Je regrette encore d’avoir rendu visite à mon père au funérarium
Rendre visite à mon père au funérarium était une évidence. Je n’envisageais pas les choses autrement ! Et pourtant, je n’avais jamais vu un mort. J’aurais aimé que quelqu’un me prévienne, qu’on m’explique que son corps avait changé et que je n’allais peut-être pas le reconnaître. Ça m’aurait aidé à me préparer ou à reconsidérer ma décision. Mais chez moi, on ne parlait pas de ces choses-là. Résultat : j’en garde un vrai traumatisme et un regret. J’aurais aimé gardé une autre dernière image de lui. Ce silence pesant autour de sa maladie et de la mort reste un poids…
C’est seulement quelques années plus tard, quand j’ai ressenti le besoin de comprendre ce qu’il avait traversé, que j’ai réalisé qu’il était atteint d’un cancer. Avec le recul, j’ai compris qu’à l’époque, le mot « cancer » était tabou et que la parole et qu’jne forme de déni entourait cette maladie. Même le médecin éludait en parlant d’ulcération…

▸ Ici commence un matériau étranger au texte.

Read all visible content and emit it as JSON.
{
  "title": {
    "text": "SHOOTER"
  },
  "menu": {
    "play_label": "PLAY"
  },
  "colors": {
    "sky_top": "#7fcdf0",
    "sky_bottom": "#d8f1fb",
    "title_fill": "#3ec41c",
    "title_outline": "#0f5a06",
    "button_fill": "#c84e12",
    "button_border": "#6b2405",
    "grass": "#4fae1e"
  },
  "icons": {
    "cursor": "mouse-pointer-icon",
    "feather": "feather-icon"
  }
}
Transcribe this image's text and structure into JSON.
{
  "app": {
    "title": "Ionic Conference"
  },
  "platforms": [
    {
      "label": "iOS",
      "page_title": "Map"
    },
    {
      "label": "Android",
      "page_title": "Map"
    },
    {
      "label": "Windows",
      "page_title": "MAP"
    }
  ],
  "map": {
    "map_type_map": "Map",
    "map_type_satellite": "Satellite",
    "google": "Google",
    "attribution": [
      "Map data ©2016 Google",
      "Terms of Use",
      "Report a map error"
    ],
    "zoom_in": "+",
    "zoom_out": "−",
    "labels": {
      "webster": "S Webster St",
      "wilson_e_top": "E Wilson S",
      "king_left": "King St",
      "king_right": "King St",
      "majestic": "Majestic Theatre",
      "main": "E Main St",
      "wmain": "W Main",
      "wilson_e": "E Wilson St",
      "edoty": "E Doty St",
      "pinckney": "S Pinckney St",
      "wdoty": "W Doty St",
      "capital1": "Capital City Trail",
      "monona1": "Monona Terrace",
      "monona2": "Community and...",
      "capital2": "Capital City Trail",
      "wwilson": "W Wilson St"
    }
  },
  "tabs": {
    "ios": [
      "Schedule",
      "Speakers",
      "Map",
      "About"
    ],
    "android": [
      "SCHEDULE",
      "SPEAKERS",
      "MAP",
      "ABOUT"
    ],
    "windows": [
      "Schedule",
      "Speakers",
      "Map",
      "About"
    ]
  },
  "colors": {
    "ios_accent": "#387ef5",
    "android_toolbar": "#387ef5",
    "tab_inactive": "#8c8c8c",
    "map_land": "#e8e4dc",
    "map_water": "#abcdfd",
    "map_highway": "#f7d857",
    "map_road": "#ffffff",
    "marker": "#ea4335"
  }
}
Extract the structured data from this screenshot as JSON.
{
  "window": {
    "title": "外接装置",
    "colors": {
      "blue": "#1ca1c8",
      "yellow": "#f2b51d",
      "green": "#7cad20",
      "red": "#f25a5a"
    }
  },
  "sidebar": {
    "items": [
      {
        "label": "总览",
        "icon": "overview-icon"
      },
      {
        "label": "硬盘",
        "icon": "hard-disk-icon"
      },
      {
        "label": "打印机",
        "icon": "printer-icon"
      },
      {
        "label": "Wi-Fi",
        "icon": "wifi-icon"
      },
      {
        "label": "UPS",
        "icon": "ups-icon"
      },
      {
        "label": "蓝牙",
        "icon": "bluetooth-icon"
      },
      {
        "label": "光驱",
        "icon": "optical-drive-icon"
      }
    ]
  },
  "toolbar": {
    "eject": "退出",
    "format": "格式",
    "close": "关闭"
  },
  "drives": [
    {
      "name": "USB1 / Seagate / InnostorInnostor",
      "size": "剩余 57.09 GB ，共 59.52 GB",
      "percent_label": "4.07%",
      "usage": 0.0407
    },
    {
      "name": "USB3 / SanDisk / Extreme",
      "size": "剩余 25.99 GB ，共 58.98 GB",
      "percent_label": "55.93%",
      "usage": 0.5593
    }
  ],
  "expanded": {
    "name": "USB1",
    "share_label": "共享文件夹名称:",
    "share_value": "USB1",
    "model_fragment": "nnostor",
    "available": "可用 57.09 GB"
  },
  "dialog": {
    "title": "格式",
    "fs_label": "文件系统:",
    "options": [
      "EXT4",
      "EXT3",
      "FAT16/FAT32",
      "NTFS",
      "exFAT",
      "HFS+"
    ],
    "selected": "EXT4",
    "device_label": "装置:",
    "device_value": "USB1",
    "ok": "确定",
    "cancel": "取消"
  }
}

La vérité sur la maladie de ma mère m’a permis de bien l’accompagner
Il y a dix ans, nouveau choc. Un cancer est diagnostiqué à ma mère, deux jours avant mon mariage. La première phrase que le médecin a prononcé a été : « Votre mère a un cancer ». Sa transparence m’a permis de poser des questions concrètes.
« Est-ce soignable ? », « Que pouvons-nous faire pour l’aider ?» et d’obtenir des réponses claires.
Cette fois-ci, on formalisait et on abordait le sujet plus librement. Contrairement à la maladie de mon père, j’étais investie dans le combat. Ce sont mes sœurs et moi qui l’accompagnions à chacun de ses rendez-vous. J’avais la capacité de faire des recherches sur le net pour améliorer son confort de vie. Je me sentais enfin utile. Le médecin nous donnait des directives et nous pouvions agir.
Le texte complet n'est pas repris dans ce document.